Vericiguat did not reduce the risk of a composite endpoint of time to cardiovascular death or heart failure (HF) hospitalization among patients with HF and reduced ejection fraction (HFrEF) without recent HF worsening, based on findings from the VICTOR trial presented at ESC Congress 2025 and simultaneously published in The Lancet. However, study investigators said there were fewer cardiovascular deaths with vericiguat compared with placebo.

VICTOR, which was conducted at 482 sites across 36 countries, randomized 6,105 patients with HFrEF but without HF hospitalization within six months or outpatient intravenous diuretic use within three months to either oral vericiguat (target 10 mg dose) or matching placebo. The median participant age was 68 years, 23.6% were women, 64.4% were White and 47.5% had no previous hospitalization for HF. The primary composite endpoint was time to cardiovascular death or HF hospitalization.

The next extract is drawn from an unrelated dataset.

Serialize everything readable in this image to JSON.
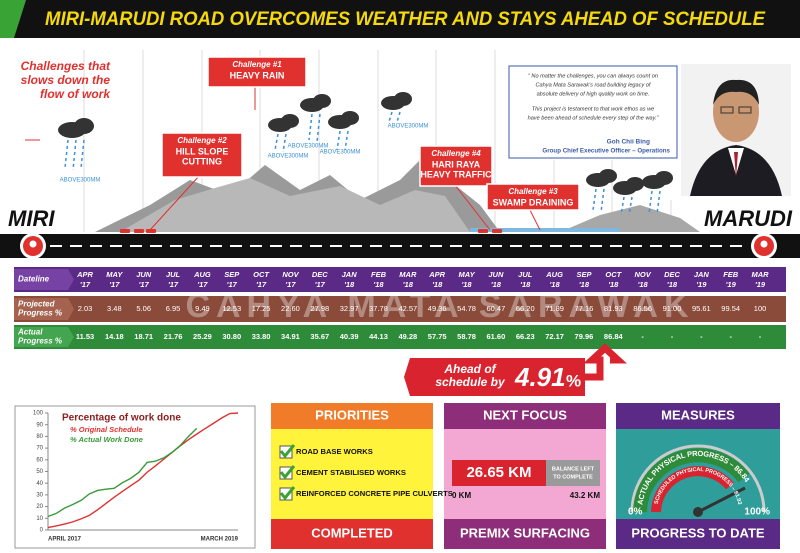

Results showed primary outcome events occurred in 549 (18%) of patients assigned to vericiguat compared with 584 (19%) assigned to placebo over a median follow-up of 18.5 months. Broken out by event, cardiovascular death occurred in 292 (9.6%) patients in the vericiguat group compared with 346 (11.3%) patients in the placebo group, while HF hospitalization occurred in 348 (11.4%) vs. 362 (11.9%), respectively. Serious adverse events, of which symptomatic hypotension was the most common, occurred in 717 (23.5%) of 3,049 patients in the vericiguat group and 751 (24.6%) of the 3,049 patients in the placebo group. All-cause death occurred in approximately 12% of patients receiving vericiguat group compared with 14% receiving placebo. Because the primary endpoint was not statistically significant, study investigators said these analyses of secondary and exploratory endpoints should be considered nominal.

"Although vericiguat did not improve the primary composite of cardiovascular death or hospitalization for HF, there were fewer cardiovascular deaths with vericiguat and this translated into fewer all-cause deaths," said Faiez Zannad, MD, PhD, in presenting the findings. "The risk of HF hospitalization was not reduced, which may be due, at least in part, to the high use of contemporary HF therapies and the low proportion of recent hospitalizations in this population. Overall, these findings support the use of vericiguat in ambulatory patients with HFrEF on top of contemporary therapies."

In a secondary analysis of VICTOR data published in JACC, vericiguat did appear to reduce the overall risk of worsening HF considering both outpatient and inpatient events. "Combined with the observed reduction in mortality, these exploratory analyses suggest potential reduction in [HF] events among compensated outpatients with [HFrEF]," said Zannad, et al.

Meanwhile, a pooled analysis using data from more than 11,000 participants in the VICTOR trial, as well as the earlier VICTORIA trial that assessed patients with HFrEF and recent worsening HF, suggests vericiguat may be a useful option in treating a broad range of patients with HFrEF.

The analysis, also presented at ESC Congress 2025 and published in The Lancet, showed vericiguat significantly reduced the composite endpoint of cardiovascular mortality or HF hospitalization compared with placebo. Similar reductions were also observed in cardiovascular mortality and HF hospitalization, as well as all-cause mortality. Of note, the benefits of vericiguat were most pronounced among the 88.7% of participants with a baseline NT-proBNP of ≤6,000 pg/ml, according to study investigators.

"The cumulative evidence from pooling the VICTOR and VICTORIA trials affirms that vericiguat improved outcomes, including mortality, across the broad range of well-treated patients with HFrEF, with the clearest benefit observed in those with NT-proBNP ≤6,000 pg/ml," said Javed Butler, MBBS, FACC. "With once-a-day administration and a favourable safety profile, vericiguat may provide a valuable option for patients across the spectrum of HFrEF severity."

In a related editorial comment, Shun Kohsaka, MD, FACC, and Paul A. Heidenreich, MD, FACC, note that "next, we should move beyond a binary distinction of recent worsening versus stable disease. Priorities are to establish the durability and timing of mortality effects, and to conduct pragmatic effectiveness studies within a background of fully implemented quadruple therapy that incorporate patient-reported outcomes and health economics."

In a related JACC simultaneous publication, researchers updated a meta-analysis from 2022 to include large randomized controlled trials like VICTOR and noted their findings "reinforce the substantial mortality and morbidity benefit associated with the currently recommended quadruple therapy regimen – ARNis, β-blockers, MRAs, and SGLT2is – in patients with HFrEF." They write: "The addition of vericiguat may provide an incremental survival gain of approximately 0.7 years beyond that achieved with quadruple therapy. However, these results should be regarded as exploratory, as they are derived from a secondary endpoint of a single trial."